In June 2026, a consortium led by QuTech, KPN, and the Dutch research organisation TNO announced the successful completion of a 25-kilometre quantum link between Delft and The Hague, transmitting entangled photons through existing fibre-optic cables. The demonstration proved that quantum signals can coexist with conventional internet traffic on the same infrastructure — a critical milestone for cost-effective deployment.
What Makes a Quantum Internet Different
A quantum internet does not replace the classical internet; it augments it with capabilities that are physically impossible with classical bits. The key difference is entanglement — a property where two particles become correlated in such a way that measuring one instantly determines the state of the other, regardless of distance.
This enables three transformative applications: unconditionally secure communication (any eavesdropping attempt unavoidably disturbs the quantum state and is detected), distributed quantum computing (linking quantum processors across cities), and precision metrology (synchronising atomic clocks with unprecedented accuracy for GPS and financial networks).
The European Quantum Internet Alliance
The Netherlands is not working in isolation.
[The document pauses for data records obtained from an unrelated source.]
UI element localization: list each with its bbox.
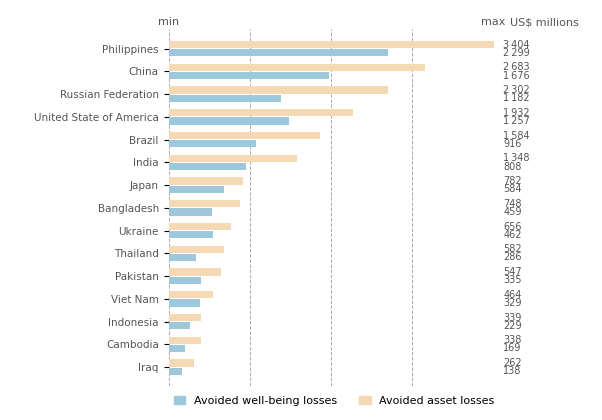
Text: 335: 335 (503, 275, 522, 285)
Bar (169, 223, 231, 230)
Bar (169, 336, 201, 344)
Bar (169, 277, 200, 284)
Bar (169, 94, 282, 102)
Text: 582: 582 (503, 244, 522, 254)
Bar (169, 231, 213, 239)
Text: 339: 339 (503, 312, 522, 323)
Text: min: min (158, 17, 179, 27)
Bar (169, 132, 320, 139)
Bar (169, 118, 288, 125)
Bar (169, 314, 201, 321)
Bar (169, 72, 329, 79)
Text: 1 676: 1 676 (503, 71, 530, 81)
Text: 2 302: 2 302 (503, 85, 530, 95)
Text: 547: 547 (503, 267, 522, 277)
Text: 329: 329 (503, 298, 522, 308)
Text: 3 404: 3 404 (503, 39, 530, 50)
Bar (169, 155, 297, 162)
Text: 464: 464 (503, 290, 522, 300)
Text: US$ millions: US$ millions (510, 17, 579, 27)
Bar (169, 109, 353, 116)
Text: 462: 462 (503, 230, 522, 240)
Bar (169, 360, 194, 367)
Bar (169, 163, 246, 170)
Bar (169, 246, 224, 253)
Text: 656: 656 (503, 221, 522, 231)
Text: 229: 229 (503, 321, 522, 331)
Bar (169, 186, 225, 193)
Bar (169, 208, 213, 215)
Bar (169, 345, 185, 352)
Text: 1 584: 1 584 (503, 131, 530, 141)
Text: 748: 748 (503, 199, 522, 209)
Bar (169, 299, 200, 307)
Text: 262: 262 (503, 358, 522, 368)
Bar (169, 254, 196, 261)
Text: 782: 782 (503, 176, 522, 186)
Text: 916: 916 (503, 139, 522, 149)
Text: 2 299: 2 299 (503, 48, 530, 58)
Bar (169, 291, 213, 298)
Text: 2 683: 2 683 (503, 63, 530, 72)
Legend: Avoided well-being losses, Avoided asset losses: Avoided well-being losses, Avoided asset… (174, 396, 495, 406)
Bar (169, 64, 425, 71)
Bar (169, 49, 388, 56)
Text: 1 348: 1 348 (503, 153, 530, 163)
Text: 338: 338 (503, 335, 522, 345)
Text: 459: 459 (503, 207, 522, 217)
Bar (169, 177, 243, 185)
Text: max: max (482, 17, 506, 27)
Bar (169, 200, 240, 207)
Text: 138: 138 (503, 366, 522, 376)
Bar (169, 41, 494, 48)
Bar (169, 268, 221, 276)
Text: 1 932: 1 932 (503, 108, 530, 118)
Text: 584: 584 (503, 184, 522, 194)
Text: 286: 286 (503, 252, 522, 262)
Text: 1 257: 1 257 (503, 116, 530, 126)
Bar (169, 368, 182, 375)
Text: 1 182: 1 182 (503, 93, 530, 103)
Text: 808: 808 (503, 162, 522, 171)
Bar (169, 87, 388, 94)
Bar (169, 140, 256, 147)
Text: 169: 169 (503, 344, 522, 353)
Bar (169, 322, 190, 329)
The European Quantum Internet Alliance (QIA), a €25 million EU-funded programme, connects research teams from TU Delft, the University of Innsbruck, CNRS in Paris, and the Max Planck Institute in Germany. The alliance’s roadmap targets a pan-European quantum backbone by 2030, connecting quantum processors in Delft, Paris, Munich, and Vienna.
“The Delft–The Hague link is our proof of concept,” explained Professor Stephanie Wehner, who leads the quantum internet division at QuTech. “The next phase adds quantum repeaters — essentially quantum signal amplifiers — to extend the range beyond metropolitan distances. By 2028 we expect to connect Amsterdam, Rotterdam, and The Hague in a quantum triangle.”
Why It Matters for Everyday Users
While quantum internet technology sounds esoteric, its first practical application — quantum key distribution (QKD) — directly addresses the growing threat of “harvest now, decrypt later” attacks, where adversaries collect encrypted data today in anticipation of future quantum computers capable of breaking today’s encryption standards.
Dutch banks, including ING and ABN AMRO, have begun participating in quantum-safe communication trials, recognising that financial transaction data intercepted today would be devastating if decrypted a decade from now. The Netherlands, with its dense fibre network and concentration of research talent, is uniquely positioned to lead Europe’s quantum networking transition.